Problem: Computing \(\left(\mathbf{K} + \sigma_n^2 I\right)^{-1}\) on a computer.

The condition number measures is the ratio of the largest and smallest eigenvalues of this matrix:

\[\kappa = \frac{\lambda_{\max}}{\lambda_{\min}}\]

Problem: Large \(\kappa\) → numerical instability in matrix inversion

Sources of Ill-Conditioning

For GPs, we can bound \(\kappa \leq N\alpha^2 + 1\) where \(\alpha = \frac{\sigma_f}{\sigma_n}\).

Paradoxically, high-quality data and larger sample sizes create numerical problems!

Sources of Ill-Conditioning

When does \(\left(K + \sigma_n^2\right)\) become nearly singular?

Scenario 1: Nearly identical rows

  • Happens when \(x_i \approx x_j\) (points too close).
  • Also when \(\ell \gg\) data range (everythign correlated).

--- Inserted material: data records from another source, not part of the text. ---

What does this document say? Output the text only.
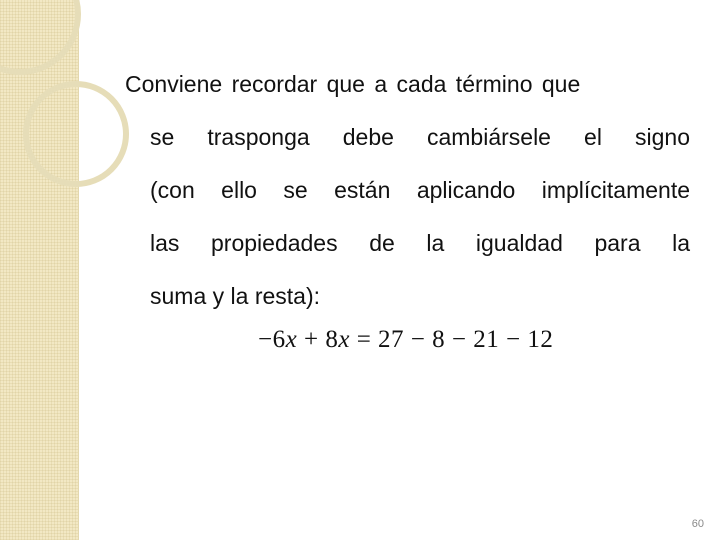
Conviene recordar que a cada término que
se trasponga debe cambiársele el signo
(con ello se están aplicando implícitamente
las propiedades de la igualdad para la
suma y la resta):
−6x + 8x = 27 − 8 − 21 − 12
60
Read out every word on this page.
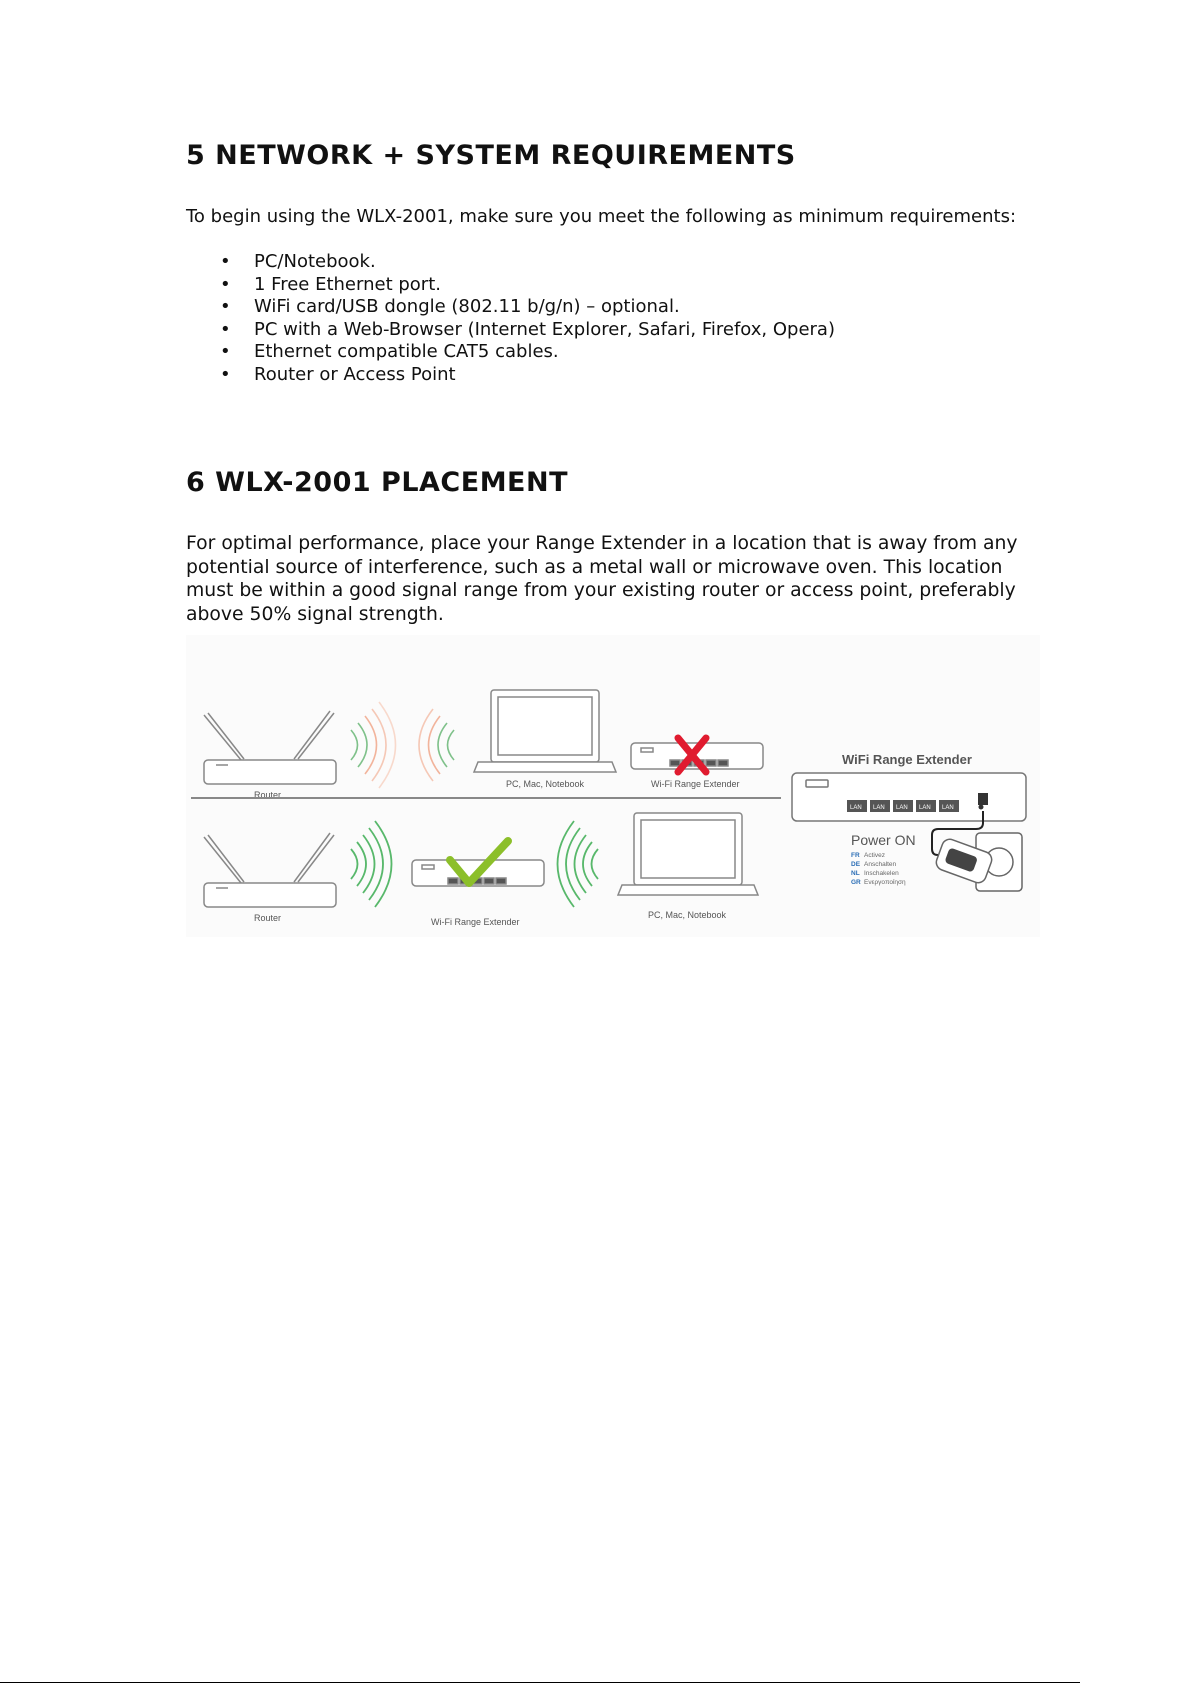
5 NETWORK + SYSTEM REQUIREMENTS

To begin using the WLX-2001, make sure you meet the following as minimum requirements:

• PC/Notebook.
• 1 Free Ethernet port.
• WiFi card/USB dongle (802.11 b/g/n) – optional.
• PC with a Web-Browser (Internet Explorer, Safari, Firefox, Opera)
• Ethernet compatible CAT5 cables.
• Router or Access Point
6 WLX-2001 PLACEMENT

For optimal performance, place your Range Extender in a location that is away from any potential source of interference, such as a metal wall or microwave oven. This location must be within a good signal range from your existing router or access point, preferably above 50% signal strength.

Router
PC, Mac, Notebook	Wi-Fi Range Extender
Router	Wi-Fi Range Extender
PC, Mac, Notebook
WiFi Range Extender
LAN LAN LAN LAN LAN
Power ON
FR Activez
DE Anschalten
NL Inschakelen
GR Ενεργοποίηση
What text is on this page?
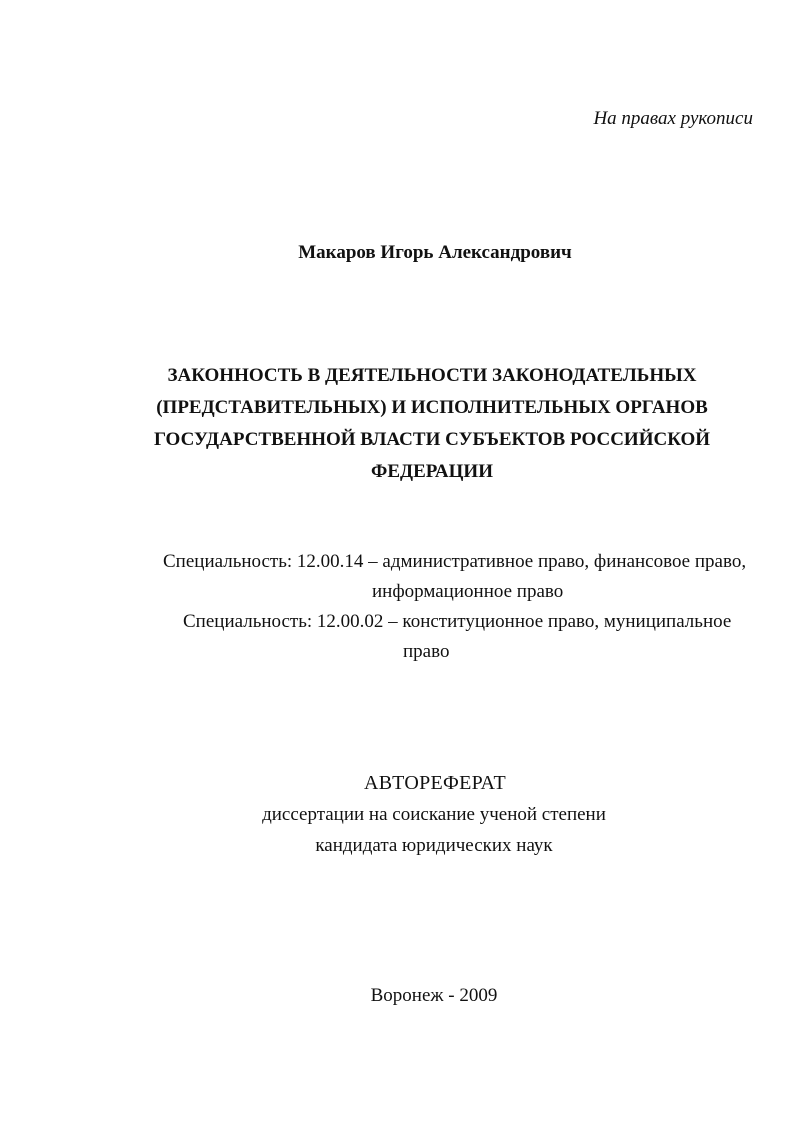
На правах рукописи

Макаров Игорь Александрович

ЗАКОННОСТЬ В ДЕЯТЕЛЬНОСТИ ЗАКОНОДАТЕЛЬНЫХ
(ПРЕДСТАВИТЕЛЬНЫХ) И ИСПОЛНИТЕЛЬНЫХ ОРГАНОВ
ГОСУДАРСТВЕННОЙ ВЛАСТИ СУБЪЕКТОВ РОССИЙСКОЙ
ФЕДЕРАЦИИ

Специальность: 12.00.14 – административное право, финансовое право,

информационное право

Специальность: 12.00.02 – конституционное право, муниципальное

право

АВТОРЕФЕРАТ

диссертации на соискание ученой степени

кандидата юридических наук

Воронеж - 2009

Scenarios 2: Noise-free limit

  • When \(\sigma_{n} \downarrow 0\), we are asking for interpolation
  • The term \(\sigma_{n}^{2}\) regularizes

Sources of Ill-Conditioning

Jitter Heuristic

Heuristic. Add small “jitter” to the diagonal

\[\begin{align*} \mathbf{K} + \sigma_n^2\mathbf{I} \to \mathbf{K} + (\sigma_n^2 + \epsilon^2)\mathbf{I} \end{align*}\]

  • Increases \(\lambda_{\text{min}}\)
  • Caps maximum achievable SNR at \(\frac{\sigma_f}{\epsilon}\)
  • Prevents numerical catastrophe.

Typically \(\epsilon ~ 10^{-6} - 10^{-4}\).

Data Normalization

Input standardization \[\tilde{x} = \frac{x - \bar{x}}{\text{SD}[x]}\]

Also have to rescale \(\ell \to \ell / \text{SD}[x]\)

Output centering \[\tilde{y} = y - \bar{y}\]

  • Moves data away from “meaningful zeros”
  • Makes default priors (e.g., \(m = 0\)) more appropriate

Kepler Analysis

We used this in the stellar variability study.

  1. Remove median flux (centering)
  2. Convert to parts per thousand (scaling)
  3. Thin data by factor of 10 (reduce \(N\))

See 03-prep.ipynb.

Interpretability

Interpretability Criteria

  • Predictive accuracy: Can we approximate complex functions?
  • Parameter meaning: Do parameters correspond to scientific quantities?
  • Uncertainty: Does model know what it doesn’t know?
  • Visualization: Can you draw what the model believes?
  • Falsifiability: Can you identify when the model is wrong?

GPs do well on all five… deep learning fails 2 - 5.

Comparison with Linear Regression

Linear regression

  • Parametric: \(y = \beta_0 + x^\top \beta\).
  • Interpretable: “\(\beta_{1}\) is the effect of \(x_{1}\) all else held equal”
  • Global: same \(\beta\) everywhere
  • Limited: cannot capture nonlinearity without feature engineering

Gaussian processes

  • Nonparametric: no fixed functional form
  • Interpretable Hyperparameters: \(\ell\) (scale), \(p\) (period), …
  • Local: predictions weighted by kernel
  • Flexible: captures complex patterns

Nonparametric but Interpretable

  • Nonparametric -> complexity grows as the number of samples increases
  • Not “effect sizes” but “characteristic scales”
  • “How quickly does \(f\) vary?” not “How much does \(x\) affect \(y\)?”

Both GPs and linear regression are interpertable, but in different senses.

Limitations and Extensions

Limitations:

  • 1D time series only
  • Observed data are Gaussian
  • Stationary/periodic assumptions

Extensions:

  • Non-Gaussian observations: Maybe we want a Student-t likelihood for robustness or softmax layer for classification.
  • Multidimensional inputs or outputs: We might have other relvant measurements for each star, and may want to model several stars at once.

Exercise

[GP Missing Data] Rerun the case study notebook with a window of observations missing. How does it affect the posterior on the period? What do the posterior predictive samples look like?

data_model <- data |>
  arrange(time) |>
  filter(time < 1210 | time > 1220) |>
  dplyr::slice(seq(1, n(), by = 10))